The latter isn’t as difficult to answer; you can simply respond by saying you work in X role in Y industry. With the former, however, your response will depend on how comfortable you are sharing your situation.  

If you find yourself feeling uncomfortable or feel that you’re being probed more than you’d like, being straightforward is the way to go. Say something along the lines of: “I’d rather talk about something else. How’s ____ going?”  If they’ve heard of layoffs at your company: “I’m not comfortable sharing details at the moment. How about we change the subject?” should be sufficient. 

"If you feel that you’re being probed more than you’d like, being straightforward is the way to go"

Leveraging the dinner party is an option if you’re feeling bold. During a conversation, try and find out if the opposite person works at a company you’d want to. Then, establish rapport and mention your interest. If they catch on to your hint, they’ll likely offer to refer you. Most companies have referral incentives, so it’s a win-win situation. If your collocutor changes the subject, don’t push it; they may not be comfortable offering a referral, which is completely fine and not to be taken personally. 

Reach out to your network 


Don't be afraid to start networking, whether in person or virtually

This is the perfect time of year to reach out to people in your network, be it personal or professional. December is when people are gearing up for the New Year before they head off on their break.  Connect with that cousin who works at a company you want to be at, or reach out to that friend who offers career mentorship.  

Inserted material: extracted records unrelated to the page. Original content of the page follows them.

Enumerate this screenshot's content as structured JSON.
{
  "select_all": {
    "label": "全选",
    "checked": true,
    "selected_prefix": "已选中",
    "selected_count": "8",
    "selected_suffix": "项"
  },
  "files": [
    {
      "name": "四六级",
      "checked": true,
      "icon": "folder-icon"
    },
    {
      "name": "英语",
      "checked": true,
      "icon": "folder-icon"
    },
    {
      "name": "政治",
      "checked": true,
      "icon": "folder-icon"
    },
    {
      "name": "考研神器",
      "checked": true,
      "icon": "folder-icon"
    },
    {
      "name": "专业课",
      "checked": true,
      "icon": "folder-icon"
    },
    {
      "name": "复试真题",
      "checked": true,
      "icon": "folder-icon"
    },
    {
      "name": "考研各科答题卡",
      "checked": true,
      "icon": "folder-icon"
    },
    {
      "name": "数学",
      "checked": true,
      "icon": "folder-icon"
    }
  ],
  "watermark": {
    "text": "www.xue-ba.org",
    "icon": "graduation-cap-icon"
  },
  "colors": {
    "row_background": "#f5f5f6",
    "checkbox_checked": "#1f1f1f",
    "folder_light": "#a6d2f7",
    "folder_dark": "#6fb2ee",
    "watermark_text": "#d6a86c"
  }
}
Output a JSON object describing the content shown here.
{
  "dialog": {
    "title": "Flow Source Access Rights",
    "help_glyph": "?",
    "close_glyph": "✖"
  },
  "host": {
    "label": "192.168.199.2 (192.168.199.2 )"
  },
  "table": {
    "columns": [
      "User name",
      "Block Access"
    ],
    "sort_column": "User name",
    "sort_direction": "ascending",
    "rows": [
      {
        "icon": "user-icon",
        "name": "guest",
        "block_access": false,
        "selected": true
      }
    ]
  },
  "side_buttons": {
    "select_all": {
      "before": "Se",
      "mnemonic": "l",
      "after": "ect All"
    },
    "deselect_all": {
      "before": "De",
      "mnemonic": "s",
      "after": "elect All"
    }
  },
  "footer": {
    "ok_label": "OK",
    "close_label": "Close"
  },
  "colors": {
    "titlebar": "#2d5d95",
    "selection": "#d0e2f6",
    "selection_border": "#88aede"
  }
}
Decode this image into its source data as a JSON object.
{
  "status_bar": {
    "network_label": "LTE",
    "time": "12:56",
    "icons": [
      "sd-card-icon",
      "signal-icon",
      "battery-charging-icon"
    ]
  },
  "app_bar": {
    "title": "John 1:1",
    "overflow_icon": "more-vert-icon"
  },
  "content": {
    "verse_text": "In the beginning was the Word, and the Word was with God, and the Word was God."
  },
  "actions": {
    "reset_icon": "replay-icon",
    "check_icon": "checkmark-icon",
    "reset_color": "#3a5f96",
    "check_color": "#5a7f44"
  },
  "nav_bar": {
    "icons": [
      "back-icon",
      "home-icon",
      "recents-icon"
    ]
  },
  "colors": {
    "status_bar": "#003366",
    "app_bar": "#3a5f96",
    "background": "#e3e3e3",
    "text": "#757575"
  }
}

Additionally, make a LinkedIn profile if you haven’t already. LinkedIn is the top tool professionals use to network, make connections, and find jobs. Many professionals have also taken to building a personal brand on LinkedIn, which is amazing for your career. A personal brand allows you to establish yourself as an expert in your field, resulting in in-bound job proposals. Over time, you won’t even have to worry about searching for a job—the jobs will be sitting right there in your inbox. 

"Thirty to forty per cent of hires are made from referrals"

For the time being, connect with recruiters at companies you want to work for and send them personalized messages stating your interest in the company. This will go a long way in catching recruiters’ attention.  

One thing to keep in mind is to reach out before December 23 at the latest. Of course, when people leave for vacation varies, but this is a good limit. After January 3 is when you should follow up on any requests you sent before the break.  

To emphasize, there is absolutely no shame in reaching out to connections. In fact, 30–40 per cent of hires are made from referrals. So instead of hesitating to reach out for a referral, consider it a normal part of today’s economy.  

Try to still enjoy the holidays

Family time

Try to let yourself enjoy the holidays as much as possible 

It’s easier said than done, but truly try to give your mind a break. You will find another job, but if in the process of doing so you jeopardize your health, it will take much longer to recover from than financial loss.  

Even though it’s an unwanted break, it’s still a break. Spend time with family and friends. Find what works for you. If it’s keeping all career-related talk out of family conversations, then do that. Prefer to talk it out and let others in on your emotions? Go ahead, you’ll be pleasantly surprised how willing most people are to offer support.

"It’s easier said than done, but truly try to give your mind a break"

If you’re a parent, this is also a great chance to show resilience and set an example for your kids. They may not understand what you’re going through, but children are smart and pick up on emotions. One stress-ridden outburst can mean the difference between your children looking back on this time and feeling either sadness or happiness when they think of the holidays.

What’s important is that you take time to unwind and absorb the essence of the holiday season, which is spending quality, stress-free time with your loved ones.